Ogni prima volta porta con sé una serie di emozioni che spingono oltre ogni limite razionale. È per questo che, spesso, si hanno ricordi confusi di quei momenti.
Dopo un autunno e un inverno trascorsi in un fabbricato agricolo riadattato a sala prove a Lemizzone, per Ligabue e Orazero arriva il momento di salire sul palco.
Inizialmente un singolare power trio con due chitarre (Roberto Bartolucci e Paolo Signorelli) e una batteria (Alberto Imovilli), poi ampliato a quattro con l’arrivo di Bruno Pederzoli – che aveva conosciuto Ligabue e Maioli a Radio Studio 6 – alla seconda chitarra, che spostò Riccardo Bortolucci al basso. Il primo concerto si tiene presso la sede del Circolo Culturale Lucio Lombardo Radice di Correggio.
Una sorta di matinée, con inizio fissato alle ore 16, nell’ambito di una rassegna culturale organizzata dallo stesso circolo.
Il Centro culturale Lucio Lombardo Radice, originariamente istituito come commissione culturale del Partito Comunista nei primi anni ’80, rappresentava infatti un punto cruciale di questa fervente attività. Nasceva dalla trasformazione radicale della sede del PCI in una vasta casa della cultura, che ospitava il giornale Primo Piano, la radio “Studio sei” (dove Ligabue era attivamente coinvolto), una rivendita di periodici, sale conferenze, cinema e diventava l’epicentro della vita culturale e politica di Correggio.

Ore 16, dicevamo. Ora zero, ora da eroi, ora di far vedere qualcosa.
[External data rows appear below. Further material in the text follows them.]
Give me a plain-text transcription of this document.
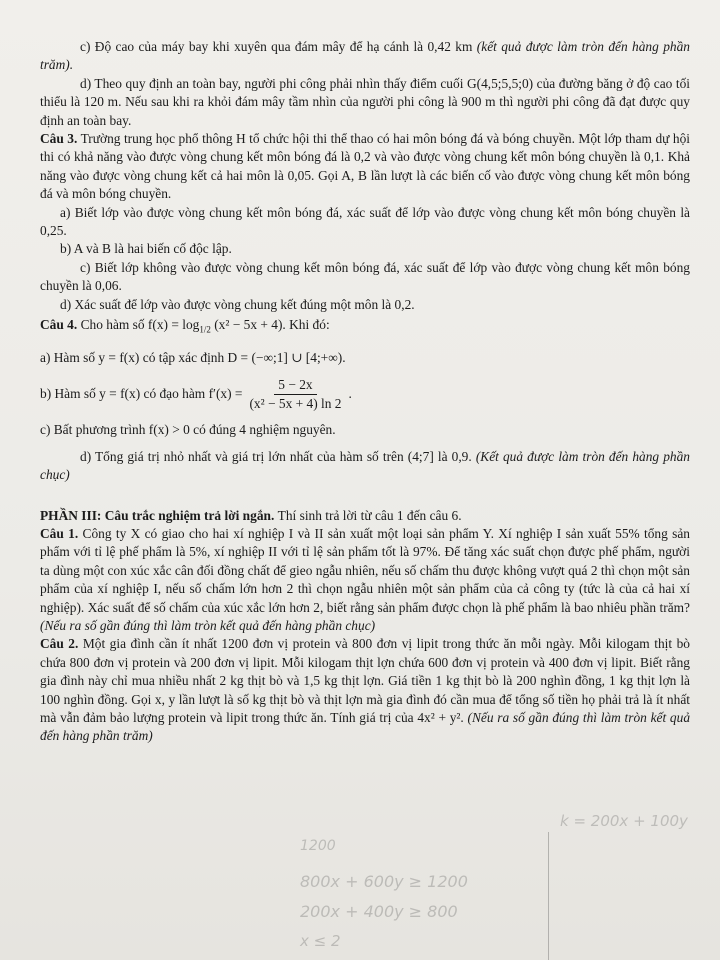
c) Độ cao của máy bay khi xuyên qua đám mây để hạ cánh là 0,42 km (kết quả được làm tròn đến hàng phần trăm).

d) Theo quy định an toàn bay, người phi công phải nhìn thấy điểm cuối G(4,5;5,5;0) của đường băng ở độ cao tối thiểu là 120 m. Nếu sau khi ra khỏi đám mây tầm nhìn của người phi công là 900 m thì người phi công đã đạt được quy định an toàn bay.

Câu 3. Trường trung học phổ thông H tổ chức hội thi thể thao có hai môn bóng đá và bóng chuyền. Một lớp tham dự hội thi có khả năng vào được vòng chung kết môn bóng đá là 0,2 và vào được vòng chung kết môn bóng chuyền là 0,1. Khả năng vào được vòng chung kết cả hai môn là 0,05. Gọi A, B lần lượt là các biến cố vào được vòng chung kết môn bóng đá và môn bóng chuyền.

a) Biết lớp vào được vòng chung kết môn bóng đá, xác suất để lớp vào được vòng chung kết môn bóng chuyền là 0,25.

b) A và B là hai biến cố độc lập.

c) Biết lớp không vào được vòng chung kết môn bóng đá, xác suất để lớp vào được vòng chung kết môn bóng chuyền là 0,06.

d) Xác suất để lớp vào được vòng chung kết đúng một môn là 0,2.

Câu 4. Cho hàm số $f(x) = \log_{1/2} (x^2 - 5x + 4)$. Khi đó:

a) Hàm số y = f(x) có tập xác định D = (−∞;1] ∪ [4;+∞).

b) Hàm số y = f(x) có đạo hàm $f'(x) = \frac{5 - 2x}{\text{(x² − 5x + 4) ln 2}}$ .

c) Bất phương trình f(x) > 0 có đúng 4 nghiệm nguyên.

d) Tổng giá trị nhỏ nhất và giá trị lớn nhất của hàm số trên (4;7] là 0,9. (Kết quả được làm tròn đến hàng phần chục)

PHẦN III: Câu trắc nghiệm trả lời ngắn. Thí sinh trả lời từ câu 1 đến câu 6.

Câu 1. Công ty X có giao cho hai xí nghiệp I và II sản xuất một loại sản phẩm Y. Xí nghiệp I sản xuất 55% tổng sản phẩm với tỉ lệ phế phẩm là 5%, xí nghiệp II với tỉ lệ sản phẩm tốt là 97%. Để tăng xác suất chọn được phế phẩm, người ta dùng một con xúc xắc cân đối đồng chất để gieo ngẫu nhiên, nếu số chấm thu được không vượt quá 2 thì chọn một sản phẩm của xí nghiệp I, nếu số chấm lớn hơn 2 thì chọn ngẫu nhiên một sản phẩm của cả công ty (tức là của cả hai xí nghiệp). Xác suất để số chấm của xúc xắc lớn hơn 2, biết rằng sản phẩm được chọn là phế phẩm là bao nhiêu phần trăm? (Nếu ra số gần đúng thì làm tròn kết quả đến hàng phần chục)

Câu 2. Một gia đình cần ít nhất 1200 đơn vị protein và 800 đơn vị lipit trong thức ăn mỗi ngày. Mỗi kilogam thịt bò chứa 800 đơn vị protein và 200 đơn vị lipit. Mỗi kilogam thịt lợn chứa 600 đơn vị protein và 400 đơn vị lipit. Biết rằng gia đình này chỉ mua nhiều nhất 2 kg thịt bò và 1,5 kg thịt lợn. Giá tiền 1 kg thịt bò là 200 nghìn đồng, 1 kg thịt lợn là 100 nghìn đồng. Gọi x, y lần lượt là số kg thịt bò và thịt lợn mà gia đình đó cần mua để tổng số tiền họ phải trả là ít nhất mà vẫn đảm bảo lượng protein và lipit trong thức ăn. Tính giá trị của 4x² + y². (Nếu ra số gần đúng thì làm tròn kết quả đến hàng phần trăm)

k = 200x + 100y
1200
800x + 600y ≥ 1200
200x + 400y ≥ 800
x ≤ 2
“Ricordo la tensione del momento, ricordo anche il montaggio del mio vecchissimo ampli da basso (un Montarbo, cassa e testata che a me sembrava un gioiello ma che oggi sarebbe oggetto di sicura presa per il c…!)”, racconta Roberto Bartolucci, bassista degli OraZero.
“Ricordo il palco, una pedana in legno alta sì e no 10 centimetri che a me sembrava il palco più bello e grande mai immaginato, l’arrivo delle persone che pian piano riempivano quella stanza, l’attacco della prima canzone e poi entrai in trance… solo attimi, perché il tutto fluiva come un’onda gigante in cui mi trovavo immerso.
Sembra davvero strano ripensarci adesso, ci saranno state 60/70 persone forse, tutti amici che erano sicuramente ben predisposti a noi, ma quelle sensazioni lì furono così forti che mi lasciarono la chiara intenzione che avrei dovuto continuare a salire su un palco, perché era tutto troppo intenso per perderlo per sempre”, prosegue il bassista.
Fu una vera e propria trasformazione: Luciano, infatti, quella sera mette da parte la sua timidezza cronica e travolge i presenti con una performance incredibilmente energica.
Bruno Trico Pederzoli, alla chitarra, è scatenato nel suo look con giacca e papillon e una cassetta dei Roxy Music in tasca.
In questa intervista rilasciata più di trent’anni dopo, Ligabue ha ricordato così il suo primo concerto:
“Una domenica pomeriggio. Palco alto 40 cm, il soffitto due metri. Un paio di luci, un mixer ridicolo. Cento amici a vedermi, mio fratello Marco con gli occhi sgranati che diceva ‘mostro, esci dal corpo di Luciano’.
Ero un altro lì sopra, improvvisamente. Eppure avevo già 27 anni.
Claudio Maioli, il mio manager, fumatore accanito, accese direttamente il pacchetto. Trafficava intorno al tecnico come se ne capisse qualcosa. Gli dissi: dammi una storia così ogni sera, facciamo un patto di sangue”.
Probabilmente nessuno, quel pomeriggio, avrebbe potuto immaginare che alcune di quelle canzoni, come “Marlon Brando è sempre lui”, avrebbero composto la scaletta di un evento tenutosi a pochi chilometri da lì, con un palco ben più grande, entrato nella storia del rock italiano e non solo come quello di Campovolo.
Perché quel patto di sangue è rispettato. Perché quei sogni di rock ‘n’ roll sono diventati realtà.
Perché, a conti fatti, non è obbligatorio essere eroi.